= Poverty Bar, California =

Human settlement in United States of America

Poverty Bar is a former settlement in Calaveras County, California, United States, active from c. 1850s to 1862, and now covered by the waters of Camanche Reservoir. The nearest major town is Campo Seco.

== History ==
Poverty Bar was founded south of the Mokelumne River from Lancha Plana in Amador County as a gold mining town during the California Gold Rush, nearby Camanche, California, Cat Camp, and Sand Hill. A post office was opened in Poverty Bar in 1858 and closed in 1864.

Poverty Bar had a major fire on the night of September 7, 1859. The fire originated in the grocery store of Lorengo & Co., near the center of the town, and spread so rapidly in different directions that in a few minutes the entire town was in flames. It appeared to have been arson, the second such incident there during that summer.

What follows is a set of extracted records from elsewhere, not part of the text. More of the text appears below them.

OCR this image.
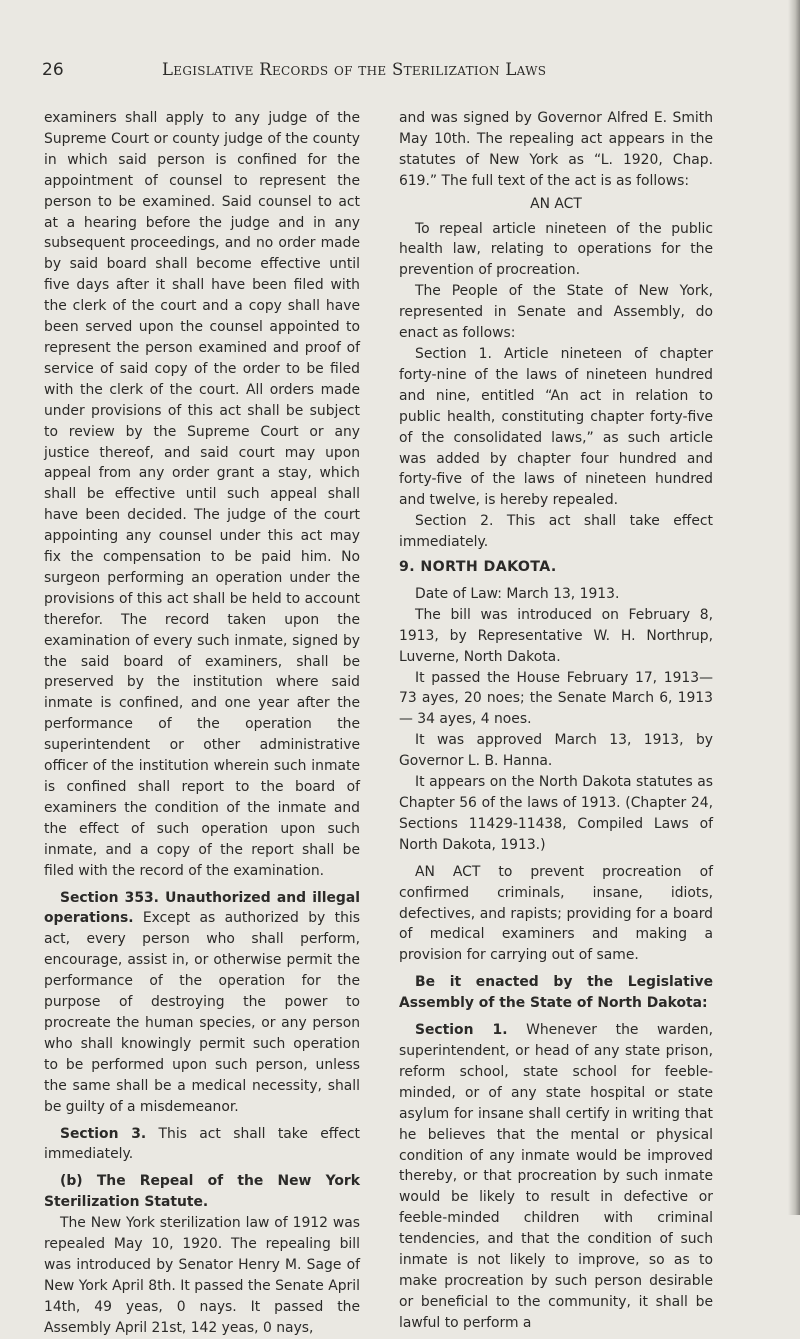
26	Legislative Records of the Sterilization Laws

examiners shall apply to any judge of the Supreme Court or county judge of the county in which said person is confined for the appointment of counsel to represent the person to be examined. Said counsel to act at a hearing before the judge and in any subsequent proceedings, and no order made by said board shall become effective until five days after it shall have been filed with the clerk of the court and a copy shall have been served upon the counsel appointed to represent the person examined and proof of service of said copy of the order to be filed with the clerk of the court. All orders made under provisions of this act shall be subject to review by the Supreme Court or any justice thereof, and said court may upon appeal from any order grant a stay, which shall be effective until such appeal shall have been decided. The judge of the court appointing any counsel under this act may fix the compensation to be paid him. No surgeon performing an operation under the provisions of this act shall be held to account therefor. The record taken upon the examination of every such inmate, signed by the said board of examiners, shall be preserved by the institution where said inmate is confined, and one year after the performance of the operation the superintendent or other administrative officer of the institution wherein such inmate is confined shall report to the board of examiners the condition of the inmate and the effect of such operation upon such inmate, and a copy of the report shall be filed with the record of the examination.

Section 353. Unauthorized and illegal operations. Except as authorized by this act, every person who shall perform, encourage, assist in, or otherwise permit the performance of the operation for the purpose of destroying the power to procreate the human species, or any person who shall knowingly permit such operation to be performed upon such person, unless the same shall be a medical necessity, shall be guilty of a misdemeanor.

Section 3. This act shall take effect immediately.

(b) The Repeal of the New York Sterilization Statute.

The New York sterilization law of 1912 was repealed May 10, 1920. The repealing bill was introduced by Senator Henry M. Sage of New York April 8th. It passed the Senate April 14th, 49 yeas, 0 nays. It passed the Assembly April 21st, 142 yeas, 0 nays,

and was signed by Governor Alfred E. Smith May 10th. The repealing act appears in the statutes of New York as “L. 1920, Chap. 619.” The full text of the act is as follows:

AN ACT

To repeal article nineteen of the public health law, relating to operations for the prevention of procreation.

The People of the State of New York, represented in Senate and Assembly, do enact as follows:

Section 1. Article nineteen of chapter forty-nine of the laws of nineteen hundred and nine, entitled “An act in relation to public health, constituting chapter forty-five of the consolidated laws,” as such article was added by chapter four hundred and forty-five of the laws of nineteen hundred and twelve, is hereby repealed.

Section 2. This act shall take effect immediately.

9. NORTH DAKOTA.

Date of Law: March 13, 1913.

The bill was introduced on February 8, 1913, by Representative W. H. Northrup, Luverne, North Dakota.

It passed the House February 17, 1913— 73 ayes, 20 noes; the Senate March 6, 1913— 34 ayes, 4 noes.

It was approved March 13, 1913, by Governor L. B. Hanna.

It appears on the North Dakota statutes as Chapter 56 of the laws of 1913. (Chapter 24, Sections 11429-11438, Compiled Laws of North Dakota, 1913.)

AN ACT to prevent procreation of confirmed criminals, insane, idiots, defectives, and rapists; providing for a board of medical examiners and making a provision for carrying out of same.

Be it enacted by the Legislative Assembly of the State of North Dakota:

Section 1. Whenever the warden, superintendent, or head of any state prison, reform school, state school for feeble-minded, or of any state hospital or state asylum for insane shall certify in writing that he believes that the mental or physical condition of any inmate would be improved thereby, or that procreation by such inmate would be likely to result in defective or feeble-minded children with criminal tendencies, and that the condition of such inmate is not likely to improve, so as to make procreation by such person desirable or beneficial to the community, it shall be lawful to perform a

During the American Civil War the town raised the Union Guard a California Militia Company in 1861 and maintained it until its declining population forced it to be moved. "On July 23, 1866, the company was reorganized and their headquarters moved to Campo Seco."

In 1962, before the Comanche Reservoir was filled, the graves in the cemetery of Poverty Bar were transferred to the Pioneer Cemetery, and the People's Cemetery in San Andreas, California.